Scenario 2: Switching Some to Paid Software (Annual Increase of 1,000,000 to 1,800,000 Yen)

  • Migrating CMS (like WordPress) to a Paid Managed Service: Monthly costs of 20,000 to 50,000 yen. Annual costs of 240,000 to 600,000 yen.
  • Migrating the Database to a Managed Service: AWS RDS, Cloud SQL, etc. Monthly costs of 30,000 to 80,000 yen. Annual costs of 360,000 to 960,000 yen.
  • SCA Tools: Annual costs of 360,000 to 600,000 yen (same as Scenario 1).

This is the phase where companies start paying for what they could use for free. However, since they can rely on the vendor for applying security patches and updates, operational burdens decrease.

Scenario 3: Post-Incident Response (Annual Increase of Over 3,000,000 to 5,000,000 Yen)

  • Forensic Investigation: 1,000,000 to 3,000,000 yen per incident.
  • Notification and Response to Customers: In cases of personal data breaches, the average cost per incident is in the hundreds of thousands of yen.
  • System Modifications and Rebuilds: 1,000,000 to 2,000,000 yen.
  • Reputational Damage: Impossible to quantify in monetary terms. However, it can be fatal for SMEs.

This is the worst-case scenario, but it is a reality that can occur if “nothing is done.”

Conclusion: Doing Nothing Will Be the Most Expensive Option. The minimum measures will cost 500,000 to 800,000 yen annually. Whether to see this as “insurance” will be the dividing line.

It Is Time to Face the Costs of “Free”

Open source will not die. However, the assumption that it is “free, safe, and maintained by someone” is beginning to crumble.

The influx of AI-generated code is placing structural burdens on the OSS community’s “goodwill ecosystem.” Maintainers are becoming exhausted, the quality of reviews is deteriorating, and the risk of vulnerabilities being mixed in is increasing. This is not about blaming someone; it is a structural change brought about by the evolution of technology.

SME owners should now consider three things:

1. Take stock of which OSS your company depends on.

Surprisingly, many companies have not done this. Simply asking your contractors, “Please provide a list of the OSS used in our system” is a good start.

2. Implement one SCA tool.

A free plan is acceptable. Snyk, Trivy, Dependabot. Set up a system to automatically check for known vulnerabilities in the OSS you are using. You can start for less than 10,000 yen per month.

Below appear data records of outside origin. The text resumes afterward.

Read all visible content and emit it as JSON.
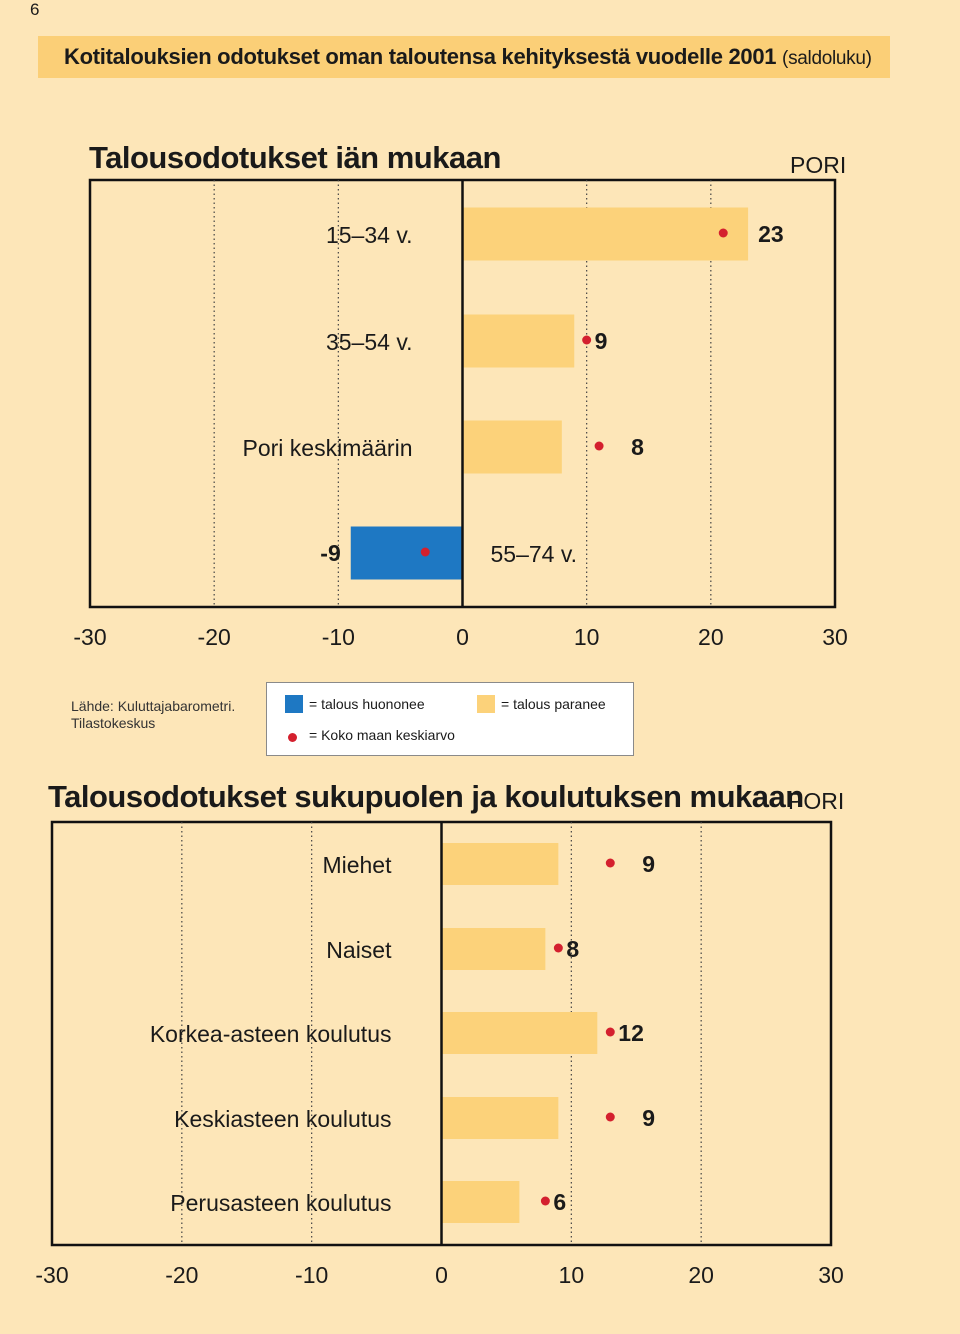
{
  "page_number": "6",
  "header": {
    "title": "Kotitalouksien odotukset oman taloutensa kehityksestä vuodelle 2001",
    "note": "(saldoluku)"
  },
  "legend": {
    "worse_label": "= talous huononee",
    "better_label": "= talous paranee",
    "average_label": "= Koko maan keskiarvo"
  },
  "source": {
    "line1": "Lähde: Kuluttajabarometri.",
    "line2": "Tilastokeskus"
  },
  "colors": {
    "background": "#fde6b8",
    "header_band": "#fbcf77",
    "improve_bar": "#fcd27a",
    "worsen_bar": "#1e78c3",
    "average_marker": "#d4202e"
  },
  "chart_data": [
    {
      "type": "bar",
      "orientation": "horizontal",
      "title": "Talousodotukset iän mukaan",
      "region": "PORI",
      "categories": [
        "15–34 v.",
        "35–54 v.",
        "Pori keskimäärin",
        "55–74 v."
      ],
      "value_labels": [
        "23",
        "9",
        "8",
        "-9"
      ],
      "values": [
        23,
        9,
        8,
        -9
      ],
      "country_average": [
        21,
        10,
        11,
        -3
      ],
      "xlim": [
        -30,
        30
      ],
      "xticks": [
        "-30",
        "-20",
        "-10",
        "0",
        "10",
        "20",
        "30"
      ],
      "grid": "dotted vertical at ±10, ±20"
    },
    {
      "type": "bar",
      "orientation": "horizontal",
      "title": "Talousodotukset sukupuolen ja koulutuksen mukaan",
      "region": "PORI",
      "categories": [
        "Miehet",
        "Naiset",
        "Korkea-asteen koulutus",
        "Keskiasteen koulutus",
        "Perusasteen koulutus"
      ],
      "value_labels": [
        "9",
        "8",
        "12",
        "9",
        "6"
      ],
      "values": [
        9,
        8,
        12,
        9,
        6
      ],
      "country_average": [
        13,
        9,
        13,
        13,
        8
      ],
      "xlim": [
        -30,
        30
      ],
      "xticks": [
        "-30",
        "-20",
        "-10",
        "0",
        "10",
        "20",
        "30"
      ],
      "grid": "dotted vertical at ±10, ±20"
    }
  ]
}
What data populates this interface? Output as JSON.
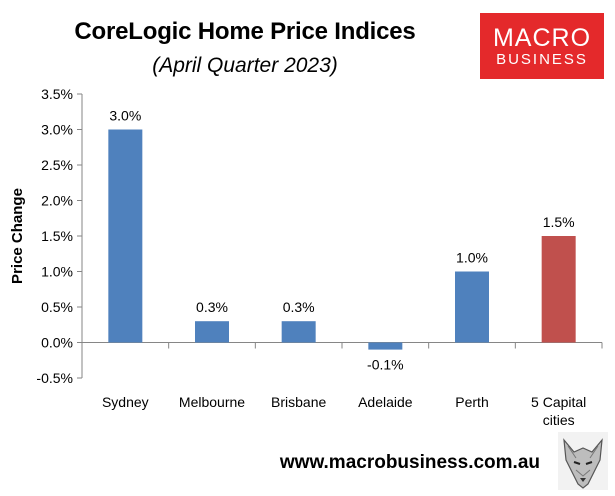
{
  "header": {
    "title": "CoreLogic Home Price Indices",
    "subtitle": "(April Quarter 2023)"
  },
  "logo": {
    "line1": "MACRO",
    "line2": "BUSINESS",
    "color": "#e4292b"
  },
  "footer": {
    "url": "www.macrobusiness.com.au",
    "icon": "wolf-icon"
  },
  "chart_data": {
    "type": "bar",
    "categories": [
      "Sydney",
      "Melbourne",
      "Brisbane",
      "Adelaide",
      "Perth",
      "5 Capital cities"
    ],
    "category_lines": [
      [
        "Sydney"
      ],
      [
        "Melbourne"
      ],
      [
        "Brisbane"
      ],
      [
        "Adelaide"
      ],
      [
        "Perth"
      ],
      [
        "5 Capital",
        "cities"
      ]
    ],
    "values": [
      3.0,
      0.3,
      0.3,
      -0.1,
      1.0,
      1.5
    ],
    "data_labels": [
      "3.0%",
      "0.3%",
      "0.3%",
      "-0.1%",
      "1.0%",
      "1.5%"
    ],
    "bar_colors": [
      "#4f81bd",
      "#4f81bd",
      "#4f81bd",
      "#4f81bd",
      "#4f81bd",
      "#c0504d"
    ],
    "ylabel": "Price Change",
    "ylim": [
      -0.5,
      3.5
    ],
    "yticks": [
      -0.5,
      0.0,
      0.5,
      1.0,
      1.5,
      2.0,
      2.5,
      3.0,
      3.5
    ],
    "ytick_labels": [
      "-0.5%",
      "0.0%",
      "0.5%",
      "1.0%",
      "1.5%",
      "2.0%",
      "2.5%",
      "3.0%",
      "3.5%"
    ],
    "grid": false,
    "legend": "none"
  }
}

3. Shift from “using it for free” to “making decisions based on operational costs.”

Even if the introduction cost of OSS is zero yen, the costs for operation, monitoring, and update responses are not zero. There will be more cases in the future where paying a few tens of thousands of yen per month for managed services will be cheaper overall.

We have entered an era where AI writes code. This cannot be stopped. However, we can consider “how AI-written code will impact the foundation of our systems.”

Free software is quietly starting to break down. Ultimately, the companies using it will pay for the repair costs. To avoid realizing this when it is too late, I hope you will start with what you can do today.